Voilà le véritable drame : la ville élue ne reconnaît pas la visite de Dieu. Pire encore : elle refuse l’amour, rejette la paix, ferme les yeux devant la lumière. Jésus n’est ni guerrier ni vengeur : il est un Messie blessé par le refus de l’amour.
Les deux textes du jour semblent contradictoires, mais ils posent ensemble la même question : quand disons-nous aimer Dieu, que mettons-nous réellement derrière cet amour ? Mattathias exprime un attachement par le combat : il défend la Loi avec force et radicalité. Jésus exprime un attachement par la compassion : il pleure devant un peuple qui s’enferme dans son refus.

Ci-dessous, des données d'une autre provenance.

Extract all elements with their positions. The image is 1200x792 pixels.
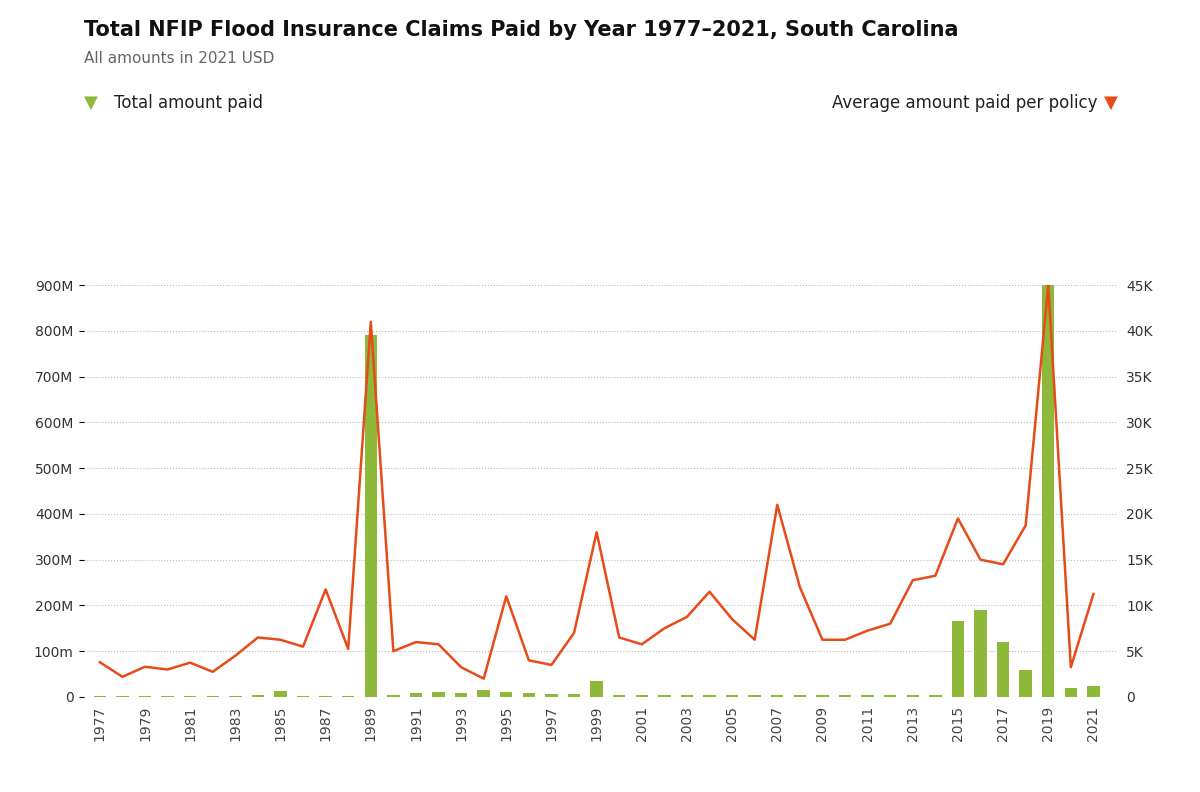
Bar	[206, 696, 218, 697]
Text: All amounts in 2021 USD: All amounts in 2021 USD	[84, 51, 275, 67]
Bar	[116, 696, 128, 697]
Bar	[500, 692, 512, 697]
Bar	[545, 695, 558, 697]
Bar	[296, 696, 310, 697]
Bar	[772, 695, 784, 697]
Bar	[161, 696, 174, 697]
Bar	[884, 695, 896, 697]
Text: Total amount paid: Total amount paid	[114, 94, 263, 112]
Bar	[1020, 669, 1032, 697]
Bar	[974, 610, 986, 697]
Bar	[1087, 686, 1099, 697]
Bar	[658, 695, 671, 697]
Bar	[590, 681, 602, 697]
Bar	[862, 695, 874, 697]
Bar	[523, 693, 535, 697]
Text: Average amount paid per policy: Average amount paid per policy	[833, 94, 1098, 112]
Bar	[568, 695, 581, 697]
Bar	[342, 696, 354, 697]
Bar	[749, 695, 761, 697]
Bar	[319, 696, 332, 697]
Bar	[929, 695, 942, 697]
Bar	[365, 336, 377, 697]
Bar	[906, 695, 919, 697]
Bar	[275, 691, 287, 697]
Bar	[997, 642, 1009, 697]
Bar	[409, 693, 422, 697]
Bar	[726, 695, 738, 697]
Bar	[229, 696, 241, 697]
Bar	[478, 690, 490, 697]
Bar	[952, 622, 964, 697]
Bar	[252, 695, 264, 697]
Bar	[388, 695, 400, 697]
Text: Total NFIP Flood Insurance Claims Paid by Year 1977–2021, South Carolina: Total NFIP Flood Insurance Claims Paid b…	[84, 20, 959, 40]
Bar	[816, 695, 829, 697]
Bar	[839, 695, 851, 697]
Bar	[94, 696, 106, 697]
Text: ▼: ▼	[1104, 94, 1118, 112]
Bar	[432, 692, 445, 697]
Bar	[1064, 687, 1078, 697]
Bar	[455, 693, 467, 697]
Bar	[184, 696, 197, 697]
Bar	[1042, 285, 1055, 697]
Bar	[636, 695, 648, 697]
Bar	[703, 695, 715, 697]
Bar	[139, 695, 151, 697]
Bar	[680, 695, 694, 697]
Bar	[793, 695, 806, 697]
Bar	[613, 695, 625, 697]
Text: ▼: ▼	[84, 94, 98, 112]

Ces deux attitudes révèlent deux manières de réagir face au mal : l’une se crispe, l’autre s’ouvre. Et Jésus, par ses larmes, dévoile la vraie réponse du cœur de Dieu : la paix, la compassion, l’appel à la conversion.
La question devient alors : Quel attachement au Seigneur habite nos propres réactions ? Est-ce un attachement inquiet, qui veut tout contrôler ? Un attachement violent, qui veut “défendre Dieu” ? Un attachement passif, incapable de se décider ? Ou bien un attachement humble et aimant, celui qui laisse Dieu façonner notre cœur selon le sien ?
Quand nous contemplons l’Enfant de Bethléem, tout se clarifie. Dieu n’a pas choisi le chemin de la puissance, ni celui des armes, ni celui de l’écrasement.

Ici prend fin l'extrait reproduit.